Michael Skaggs reports on ACHA-financed research in Cincinnati

GCSApril-1114
Michael Skaggs

The American Catholic Historical Association’s Summer Grant Program provided crucial support for my dissertation research, funding without which I could not have progressed on my project over the course of Summer 2015. I used the grant to travel to archives in Cincinnati, Ohio throughout the summer and conduct research on three chapters of my dissertation: one on the lived experience of the Second Vatican Council as Catholics in Cincinnati learned about Vatican II; one on institutional and individual efforts by Catholics and Jews to address Cincinnati’s simmering (and sometimes boiling) racial tensions in the 1960s; and, finally, one on the relationship between Catholics and Jews in Cincinnati as inflected by Vatican II in the specific context of this hub of Reform Jewish life and history in the United States. I carried out this research at the Cincinnati Museum Center’s archive, the Jacob Rader Marcus Center of the American Jewish Archive, and the Chancery Archive of the Archdiocese of Cincinnati.

The Cincinnati Museum Center’s archive is a key repository for twentieth-century race relations in Cincinnati and the rest of Ohio. The archive contains the papers of the Cincinnati branch of the National Association for the Advancement of Colored People (NAACP), the Mayor’s Friendly Relations Committee (MFRC), and the Cincinnati Human Relations Committee. Local Catholics played either leadership or membership roles in all of these organizations. The Museum Center collections also include select materials of the Catholic Interracial Council of Cincinnati (CIC) and how that Council interacted with the organizations listed above. In most cases, the Museum Center’s holdings on the CIC are better in terms of quality and timeframe coverage than those held by the Archdiocese of Cincinnati.

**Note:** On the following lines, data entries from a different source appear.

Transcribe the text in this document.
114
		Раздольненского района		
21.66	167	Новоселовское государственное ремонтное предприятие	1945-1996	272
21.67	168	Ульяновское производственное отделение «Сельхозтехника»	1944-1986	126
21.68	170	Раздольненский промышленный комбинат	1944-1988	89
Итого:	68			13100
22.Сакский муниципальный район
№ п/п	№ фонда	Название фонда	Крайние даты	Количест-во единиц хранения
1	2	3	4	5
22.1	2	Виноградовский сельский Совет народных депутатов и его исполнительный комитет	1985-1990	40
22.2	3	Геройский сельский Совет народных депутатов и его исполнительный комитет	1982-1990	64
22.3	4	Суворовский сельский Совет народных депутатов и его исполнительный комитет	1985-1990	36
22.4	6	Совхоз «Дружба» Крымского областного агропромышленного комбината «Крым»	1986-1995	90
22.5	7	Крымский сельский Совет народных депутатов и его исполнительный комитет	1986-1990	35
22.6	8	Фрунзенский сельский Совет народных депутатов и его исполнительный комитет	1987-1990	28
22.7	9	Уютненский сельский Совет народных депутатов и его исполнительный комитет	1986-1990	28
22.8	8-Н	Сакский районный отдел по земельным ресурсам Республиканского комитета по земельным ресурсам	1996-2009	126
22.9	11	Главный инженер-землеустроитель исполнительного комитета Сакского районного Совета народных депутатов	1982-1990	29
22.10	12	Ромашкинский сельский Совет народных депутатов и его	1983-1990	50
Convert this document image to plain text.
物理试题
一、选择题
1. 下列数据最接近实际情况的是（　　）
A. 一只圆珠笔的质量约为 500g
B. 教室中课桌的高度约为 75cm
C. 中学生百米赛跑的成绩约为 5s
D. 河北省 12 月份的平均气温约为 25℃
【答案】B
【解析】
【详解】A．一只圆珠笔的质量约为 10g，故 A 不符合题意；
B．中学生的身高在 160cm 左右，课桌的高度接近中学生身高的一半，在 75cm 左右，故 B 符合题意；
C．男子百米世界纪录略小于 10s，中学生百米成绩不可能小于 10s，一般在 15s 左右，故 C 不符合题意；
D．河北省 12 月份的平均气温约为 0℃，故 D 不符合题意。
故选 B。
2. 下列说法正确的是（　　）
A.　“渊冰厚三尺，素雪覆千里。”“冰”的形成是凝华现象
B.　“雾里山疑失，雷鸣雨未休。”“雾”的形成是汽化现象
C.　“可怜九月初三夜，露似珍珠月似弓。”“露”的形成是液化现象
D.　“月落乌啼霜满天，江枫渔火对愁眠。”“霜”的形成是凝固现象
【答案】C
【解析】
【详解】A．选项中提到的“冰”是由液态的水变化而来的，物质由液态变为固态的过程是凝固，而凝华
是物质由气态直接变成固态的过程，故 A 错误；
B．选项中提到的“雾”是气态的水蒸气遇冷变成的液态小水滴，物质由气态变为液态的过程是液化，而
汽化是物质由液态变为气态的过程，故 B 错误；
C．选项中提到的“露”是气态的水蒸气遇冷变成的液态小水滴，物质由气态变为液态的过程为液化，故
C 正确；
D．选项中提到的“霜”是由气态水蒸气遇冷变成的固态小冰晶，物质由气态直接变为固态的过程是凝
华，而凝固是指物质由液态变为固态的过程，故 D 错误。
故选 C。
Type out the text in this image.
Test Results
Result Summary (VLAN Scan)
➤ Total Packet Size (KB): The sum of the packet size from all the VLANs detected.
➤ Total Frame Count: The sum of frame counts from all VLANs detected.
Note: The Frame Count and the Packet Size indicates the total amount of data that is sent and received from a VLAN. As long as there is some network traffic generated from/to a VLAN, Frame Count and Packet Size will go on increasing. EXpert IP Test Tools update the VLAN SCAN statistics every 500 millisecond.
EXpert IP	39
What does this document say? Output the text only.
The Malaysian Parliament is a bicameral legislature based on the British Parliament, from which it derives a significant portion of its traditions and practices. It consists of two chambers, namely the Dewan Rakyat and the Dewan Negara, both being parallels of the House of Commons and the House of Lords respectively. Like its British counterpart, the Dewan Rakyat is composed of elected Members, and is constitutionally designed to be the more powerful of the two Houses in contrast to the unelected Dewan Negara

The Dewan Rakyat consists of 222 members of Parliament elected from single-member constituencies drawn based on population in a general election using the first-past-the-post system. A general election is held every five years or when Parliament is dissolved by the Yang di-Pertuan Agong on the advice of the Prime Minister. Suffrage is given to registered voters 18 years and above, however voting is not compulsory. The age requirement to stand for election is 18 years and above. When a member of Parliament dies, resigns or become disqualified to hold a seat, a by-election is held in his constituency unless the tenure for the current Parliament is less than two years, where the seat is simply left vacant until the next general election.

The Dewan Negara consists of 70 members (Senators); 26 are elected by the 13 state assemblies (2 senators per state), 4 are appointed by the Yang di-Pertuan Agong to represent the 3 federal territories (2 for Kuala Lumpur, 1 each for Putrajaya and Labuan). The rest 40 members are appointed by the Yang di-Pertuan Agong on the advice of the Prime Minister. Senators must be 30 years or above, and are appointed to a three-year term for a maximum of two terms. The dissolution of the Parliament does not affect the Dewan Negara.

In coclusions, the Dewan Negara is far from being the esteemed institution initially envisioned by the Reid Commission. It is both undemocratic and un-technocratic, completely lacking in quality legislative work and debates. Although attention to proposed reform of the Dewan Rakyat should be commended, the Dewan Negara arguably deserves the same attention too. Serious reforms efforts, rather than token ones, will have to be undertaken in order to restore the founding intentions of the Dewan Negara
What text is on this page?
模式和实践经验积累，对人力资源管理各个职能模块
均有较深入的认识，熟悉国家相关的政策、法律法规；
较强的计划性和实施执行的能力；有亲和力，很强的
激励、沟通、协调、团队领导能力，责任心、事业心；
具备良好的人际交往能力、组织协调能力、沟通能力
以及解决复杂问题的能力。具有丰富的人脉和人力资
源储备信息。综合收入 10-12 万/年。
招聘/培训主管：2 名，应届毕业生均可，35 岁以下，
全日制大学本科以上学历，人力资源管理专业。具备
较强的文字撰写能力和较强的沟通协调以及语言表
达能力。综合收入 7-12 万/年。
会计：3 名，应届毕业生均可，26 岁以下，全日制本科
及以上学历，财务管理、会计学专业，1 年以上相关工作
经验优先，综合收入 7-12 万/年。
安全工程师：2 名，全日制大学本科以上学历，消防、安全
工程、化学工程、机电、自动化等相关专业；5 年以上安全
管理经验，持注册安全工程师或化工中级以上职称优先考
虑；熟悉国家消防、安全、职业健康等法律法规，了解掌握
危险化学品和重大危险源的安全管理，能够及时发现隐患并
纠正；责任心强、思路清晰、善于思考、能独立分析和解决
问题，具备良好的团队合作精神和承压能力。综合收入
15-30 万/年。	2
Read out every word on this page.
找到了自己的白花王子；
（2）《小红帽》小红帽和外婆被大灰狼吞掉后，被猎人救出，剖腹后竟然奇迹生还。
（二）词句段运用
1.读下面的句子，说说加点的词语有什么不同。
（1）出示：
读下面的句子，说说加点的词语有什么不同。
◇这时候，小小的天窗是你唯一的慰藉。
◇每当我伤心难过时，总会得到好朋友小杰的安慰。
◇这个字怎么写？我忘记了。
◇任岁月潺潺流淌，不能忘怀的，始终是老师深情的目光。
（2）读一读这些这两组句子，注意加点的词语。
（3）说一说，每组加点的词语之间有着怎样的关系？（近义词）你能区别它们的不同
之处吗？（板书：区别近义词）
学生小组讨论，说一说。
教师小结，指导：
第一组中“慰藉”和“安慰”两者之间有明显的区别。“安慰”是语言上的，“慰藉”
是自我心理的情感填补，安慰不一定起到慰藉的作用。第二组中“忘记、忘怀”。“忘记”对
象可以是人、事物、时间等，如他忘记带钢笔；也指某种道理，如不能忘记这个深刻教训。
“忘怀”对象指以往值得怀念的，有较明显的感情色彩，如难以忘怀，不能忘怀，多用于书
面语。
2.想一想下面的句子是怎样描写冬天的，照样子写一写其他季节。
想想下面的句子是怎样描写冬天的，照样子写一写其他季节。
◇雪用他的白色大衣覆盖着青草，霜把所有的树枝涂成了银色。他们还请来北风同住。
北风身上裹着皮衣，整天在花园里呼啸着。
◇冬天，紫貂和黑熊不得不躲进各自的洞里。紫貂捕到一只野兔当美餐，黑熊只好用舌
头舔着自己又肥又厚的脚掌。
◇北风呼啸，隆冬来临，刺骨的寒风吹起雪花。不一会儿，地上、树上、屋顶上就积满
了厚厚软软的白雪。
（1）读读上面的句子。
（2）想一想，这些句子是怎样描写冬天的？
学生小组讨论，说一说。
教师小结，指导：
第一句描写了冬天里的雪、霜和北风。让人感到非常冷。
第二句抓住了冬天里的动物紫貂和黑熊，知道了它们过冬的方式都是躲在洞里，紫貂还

The Jacob Rader Marcus Center of the American Jewish Archive is, or should be, a premiere destination for scholarship on mid-twentieth-century Jewish-Catholic relations. The Center maintains collections that span both national and local contexts, along with contemporary connections between each. Cincinnati was a significant early player in American Reform Judaism, with Rabbi Isaac Wise fostering this most assimilationist of Jewish “denominations” in the middle of the nineteenth century and constructing an exquisite Byzantine-Moorish temple in the heart of Cincinnati, across from St. Peter-in-Chains Cathedral and diagonal to City Hall. The Center’s collections of the Jewish Community Relations Council, the Marc H. Tanenbaum Papers, and the papers of several local rabbis prominent during the Vatican II era permit a fruitful exploration into Jewish attitudes towards Vatican II and subsequent cooperative projects with Cincinnati Catholics. These collections allowed me to complete the majority of my fourth chapter’s research, to be finished in the Spring 2016 semester. It also introduced me to several key figures in awarding residential research fellowships and the editorial team of a significant journal in American Jewish history.

Finally, I conducted additional research at the Chancery Archive of the Archdiocese of Cincinnati. In the summer of 2014, Fr. David Endres provided an introduction to the then-archivist, which allowed me to survey the otherwise closed archive. Although no catalog existed at the time, my 2014 survey of the archive’s holdings allowed me to target specific collections in 2015; I also spent a great deal of time with the archive’s continuous run of The Catholic Telegraph. My frequent research trips also provided an opportunity to become acquainted with the current archivist, who has gone above and beyond her job description to track down materials and pieces of information.

I am sincerely grateful for the American Catholic Historical Association’s generous support of my dissertation research. I am continually pleased with the blend of personal encouragement and professionalism found among the Association and I am eager to meet more of my colleagues at our Annual Meeting in January.